La rapidità della crescita elettorale ha portato i Movimenti ad assumersi la responsabilità in tempi brevissimi a formare un Governo di contratto a cui si addice bene l’espressione di Moro, un governo delle convergenze parallele ma non ancora ad un progetto unitario. La criticità della situazione del Governo giallo verde sta nel dover mediare tra le diverse aspirazioni e bisogni e i vincoli della globalizzazione, del liberismo della finanza senza frontiere, delle necessità di sicurezza internazionale, dello scontro con il potere di Stati-Continenti e non ultimo della forza destrutturante della Rete.

E’ questo lo scenario dentro il quale nasce l’agenda del “cambiamento” del Governo giallo-verde.

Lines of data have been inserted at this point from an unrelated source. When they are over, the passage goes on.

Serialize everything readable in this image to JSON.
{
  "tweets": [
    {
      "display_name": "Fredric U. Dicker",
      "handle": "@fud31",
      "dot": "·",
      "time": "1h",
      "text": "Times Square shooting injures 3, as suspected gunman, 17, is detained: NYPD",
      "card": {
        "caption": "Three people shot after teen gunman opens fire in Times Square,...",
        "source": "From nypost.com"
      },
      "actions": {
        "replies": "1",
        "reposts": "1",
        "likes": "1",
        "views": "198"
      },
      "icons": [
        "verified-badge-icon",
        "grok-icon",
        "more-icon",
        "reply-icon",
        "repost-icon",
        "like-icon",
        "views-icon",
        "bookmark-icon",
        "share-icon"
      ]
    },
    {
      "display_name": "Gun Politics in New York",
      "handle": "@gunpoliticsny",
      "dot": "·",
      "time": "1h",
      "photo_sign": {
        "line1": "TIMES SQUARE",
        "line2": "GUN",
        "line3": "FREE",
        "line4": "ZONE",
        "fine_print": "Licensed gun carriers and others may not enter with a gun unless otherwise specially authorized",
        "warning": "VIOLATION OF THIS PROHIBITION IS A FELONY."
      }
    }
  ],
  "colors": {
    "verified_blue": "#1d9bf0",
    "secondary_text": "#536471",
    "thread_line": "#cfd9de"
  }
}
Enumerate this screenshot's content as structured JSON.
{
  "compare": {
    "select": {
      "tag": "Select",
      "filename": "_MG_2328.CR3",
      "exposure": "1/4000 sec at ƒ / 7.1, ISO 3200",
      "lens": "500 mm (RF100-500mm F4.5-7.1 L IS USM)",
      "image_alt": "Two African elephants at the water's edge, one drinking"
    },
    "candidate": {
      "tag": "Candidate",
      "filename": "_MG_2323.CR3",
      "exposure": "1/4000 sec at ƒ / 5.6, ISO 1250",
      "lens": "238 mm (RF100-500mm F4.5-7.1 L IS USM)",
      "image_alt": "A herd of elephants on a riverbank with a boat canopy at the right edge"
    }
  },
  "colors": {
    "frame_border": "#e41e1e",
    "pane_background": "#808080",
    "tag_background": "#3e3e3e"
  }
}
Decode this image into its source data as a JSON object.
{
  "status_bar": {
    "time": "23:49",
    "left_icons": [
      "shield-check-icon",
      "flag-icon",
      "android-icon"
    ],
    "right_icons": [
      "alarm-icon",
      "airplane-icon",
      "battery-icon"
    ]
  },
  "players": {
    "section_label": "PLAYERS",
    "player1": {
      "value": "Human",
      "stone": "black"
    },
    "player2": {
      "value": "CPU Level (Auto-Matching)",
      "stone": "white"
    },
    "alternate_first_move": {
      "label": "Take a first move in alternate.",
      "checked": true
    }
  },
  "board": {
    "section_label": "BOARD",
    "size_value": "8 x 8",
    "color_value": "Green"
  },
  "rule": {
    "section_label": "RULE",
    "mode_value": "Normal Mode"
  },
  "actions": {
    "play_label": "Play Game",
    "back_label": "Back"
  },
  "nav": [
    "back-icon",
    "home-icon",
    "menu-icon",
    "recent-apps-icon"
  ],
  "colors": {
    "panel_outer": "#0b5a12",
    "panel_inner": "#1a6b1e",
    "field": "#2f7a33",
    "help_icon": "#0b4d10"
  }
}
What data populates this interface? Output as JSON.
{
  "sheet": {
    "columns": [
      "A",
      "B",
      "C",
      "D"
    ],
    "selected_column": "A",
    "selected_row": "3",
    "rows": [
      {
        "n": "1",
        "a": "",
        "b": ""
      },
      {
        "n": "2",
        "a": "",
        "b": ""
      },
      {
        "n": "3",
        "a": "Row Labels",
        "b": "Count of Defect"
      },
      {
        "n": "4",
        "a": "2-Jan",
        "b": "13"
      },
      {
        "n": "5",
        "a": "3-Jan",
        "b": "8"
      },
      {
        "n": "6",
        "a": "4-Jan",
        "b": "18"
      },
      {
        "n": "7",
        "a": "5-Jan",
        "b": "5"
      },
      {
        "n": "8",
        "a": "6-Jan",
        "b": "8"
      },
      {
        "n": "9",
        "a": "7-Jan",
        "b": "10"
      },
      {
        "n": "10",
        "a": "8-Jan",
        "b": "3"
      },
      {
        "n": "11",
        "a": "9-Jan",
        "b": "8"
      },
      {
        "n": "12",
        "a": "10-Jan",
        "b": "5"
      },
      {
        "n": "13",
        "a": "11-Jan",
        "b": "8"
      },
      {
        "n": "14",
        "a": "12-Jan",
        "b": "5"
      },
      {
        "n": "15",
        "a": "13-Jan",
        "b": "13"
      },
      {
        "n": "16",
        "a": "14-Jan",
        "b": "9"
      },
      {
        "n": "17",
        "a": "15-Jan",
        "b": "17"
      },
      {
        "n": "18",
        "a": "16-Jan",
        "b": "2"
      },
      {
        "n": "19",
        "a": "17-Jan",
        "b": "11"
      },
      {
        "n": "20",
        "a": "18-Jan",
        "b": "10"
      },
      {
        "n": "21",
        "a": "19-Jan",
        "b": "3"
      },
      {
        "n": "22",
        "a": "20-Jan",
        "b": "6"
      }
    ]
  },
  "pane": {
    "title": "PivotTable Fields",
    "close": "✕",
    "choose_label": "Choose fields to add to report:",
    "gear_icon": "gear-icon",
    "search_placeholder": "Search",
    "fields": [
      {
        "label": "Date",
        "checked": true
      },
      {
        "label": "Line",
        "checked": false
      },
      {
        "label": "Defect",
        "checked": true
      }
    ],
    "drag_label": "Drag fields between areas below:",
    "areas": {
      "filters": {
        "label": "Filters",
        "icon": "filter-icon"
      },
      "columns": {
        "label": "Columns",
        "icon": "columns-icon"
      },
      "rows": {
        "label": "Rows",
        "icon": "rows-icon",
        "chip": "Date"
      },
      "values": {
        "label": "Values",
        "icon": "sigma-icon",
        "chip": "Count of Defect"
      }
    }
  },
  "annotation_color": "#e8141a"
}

Il decreto “Dignità” che pone il tema delle terribili conseguenze economiche, sociali e soprattutto umane della disoccupazione: la dignità della persona ed ha il senso di denunciare che non si può continuare affrontare la crisi generale e le crisi aziendali tagliando i livelli di occupazione, mantenendo bassi i salari, rendendo sempre più precario il lavoro e guardando solo alle necessità della finanza e delle banche pone un tema. Un grande quotidiano ha proposto di caricare sul welfare la forniture di servizi pubblici per un ampio ventaglio di bisogni e superare così la precarietà ponendo un altro tema. Ma questi sono tutti approcci settoriali.

Al Governo è opportuno ricordare che per andare oltre l’orizzonte del Decreto Dignità è urgente fare un passo deciso nella progettazione unitaria delle politiche della crescita e del lavoro, in autunno sarà indispensabile un progetto per lo sviluppo della nostra economia con una azione convergente della ricerca scientifica, delle politiche della innovazione delle imprese, della efficienza degli apparati pubblici in particolare a sostegno della crescita e della internazionalizzazione delle piccole e medie imprese. E di questa strategia è parte determinante una innovazione nella riduzione e nel controllo del debito pubblico. Questo è il terreno su cui i nuovi Movimenti si giocano la legittimazione a realizzare il cambiamento vero del Paese.